Former presidential candidate and self-described socialist, Bernie Sanders, says Twitter’s ban of Trump makes him feel “uncomfortable.” In an interview published by the New York Times on Tuesday, the pro-socialist expressed hesitation when it came to silencing a President of the United States, despite really not liking the man.
“Look, you have a former president in Trump, who was a racist, a sexist, a xenophobe, a pathological liar, an authoritarian, somebody who doesn’t believe in the rule of law. This is a bad news guy” Sanders told the NYT.
However, Sanders added, “Do I feel particularly comfortable that the then-president of the United States could not express his views on Twitter? I don’t feel comfortable about that.” Sanders argued if a social media platform flexes its muscles to ban someone like Trump, they could ban anyone, including those like him, who have different points of view.
Fox News reported, “Sanders added that social media shouldn’t serve as a platform ‘for authoritarian purposes and insurrection,’ but maintained that the issue is one ‘that we have got to be thinking about because if anybody who thinks yesterday it was Donald Trump who was banned and tomorrow it could be somebody else who has a different point of view.”

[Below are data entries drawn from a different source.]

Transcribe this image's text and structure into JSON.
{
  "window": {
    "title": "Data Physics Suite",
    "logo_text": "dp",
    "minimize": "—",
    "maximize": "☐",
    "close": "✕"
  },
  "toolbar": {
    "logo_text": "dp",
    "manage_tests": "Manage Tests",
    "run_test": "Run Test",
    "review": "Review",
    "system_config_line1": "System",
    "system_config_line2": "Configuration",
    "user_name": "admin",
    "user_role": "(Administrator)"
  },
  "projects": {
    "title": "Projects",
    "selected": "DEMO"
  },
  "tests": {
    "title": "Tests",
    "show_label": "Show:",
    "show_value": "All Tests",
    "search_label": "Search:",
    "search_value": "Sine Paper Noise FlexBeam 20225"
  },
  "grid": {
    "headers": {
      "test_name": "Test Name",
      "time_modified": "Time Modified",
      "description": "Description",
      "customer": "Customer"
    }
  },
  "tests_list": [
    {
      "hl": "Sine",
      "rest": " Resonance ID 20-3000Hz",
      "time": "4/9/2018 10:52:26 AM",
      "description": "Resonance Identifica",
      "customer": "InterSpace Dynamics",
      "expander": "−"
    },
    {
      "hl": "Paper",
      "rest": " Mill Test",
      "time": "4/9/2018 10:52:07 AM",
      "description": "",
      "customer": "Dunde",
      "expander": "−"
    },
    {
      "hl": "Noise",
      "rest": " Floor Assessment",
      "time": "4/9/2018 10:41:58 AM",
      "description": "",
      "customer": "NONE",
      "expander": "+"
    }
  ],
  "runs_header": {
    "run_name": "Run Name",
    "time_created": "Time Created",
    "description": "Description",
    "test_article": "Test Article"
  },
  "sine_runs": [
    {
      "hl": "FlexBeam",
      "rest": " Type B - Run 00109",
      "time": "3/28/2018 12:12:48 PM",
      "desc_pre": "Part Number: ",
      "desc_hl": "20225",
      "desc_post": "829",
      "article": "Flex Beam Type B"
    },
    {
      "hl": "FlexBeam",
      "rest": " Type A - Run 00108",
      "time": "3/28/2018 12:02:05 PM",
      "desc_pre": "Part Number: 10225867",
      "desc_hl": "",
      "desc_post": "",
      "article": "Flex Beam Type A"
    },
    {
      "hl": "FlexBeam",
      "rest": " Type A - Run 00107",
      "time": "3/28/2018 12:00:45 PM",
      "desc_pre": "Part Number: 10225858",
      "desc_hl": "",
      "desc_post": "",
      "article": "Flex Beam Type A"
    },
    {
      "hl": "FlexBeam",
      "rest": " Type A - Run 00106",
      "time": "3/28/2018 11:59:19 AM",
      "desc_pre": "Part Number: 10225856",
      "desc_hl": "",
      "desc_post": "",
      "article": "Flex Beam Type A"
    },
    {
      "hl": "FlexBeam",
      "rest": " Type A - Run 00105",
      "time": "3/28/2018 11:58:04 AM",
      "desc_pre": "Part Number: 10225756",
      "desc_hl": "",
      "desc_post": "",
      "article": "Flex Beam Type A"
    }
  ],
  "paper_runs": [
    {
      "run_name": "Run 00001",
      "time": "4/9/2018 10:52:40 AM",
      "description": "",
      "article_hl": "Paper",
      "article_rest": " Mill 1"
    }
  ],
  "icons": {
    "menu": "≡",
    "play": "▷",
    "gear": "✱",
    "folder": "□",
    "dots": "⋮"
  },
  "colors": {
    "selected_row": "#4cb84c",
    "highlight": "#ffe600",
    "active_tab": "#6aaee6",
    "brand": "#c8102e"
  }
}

Sanders also said a “handful of high-tech people” making their own distinctions between free speech and dangerous rhetoric is something he does not feel comfortable with. Other liberal politicians have defending Trump’s right to free speech, including French President Emanuel Macron who reportedly said, “I don’t want to live in a democracy where the key decisions and the decision to, at a point of time, to cut your mic…is decided by a private player, a private social network.”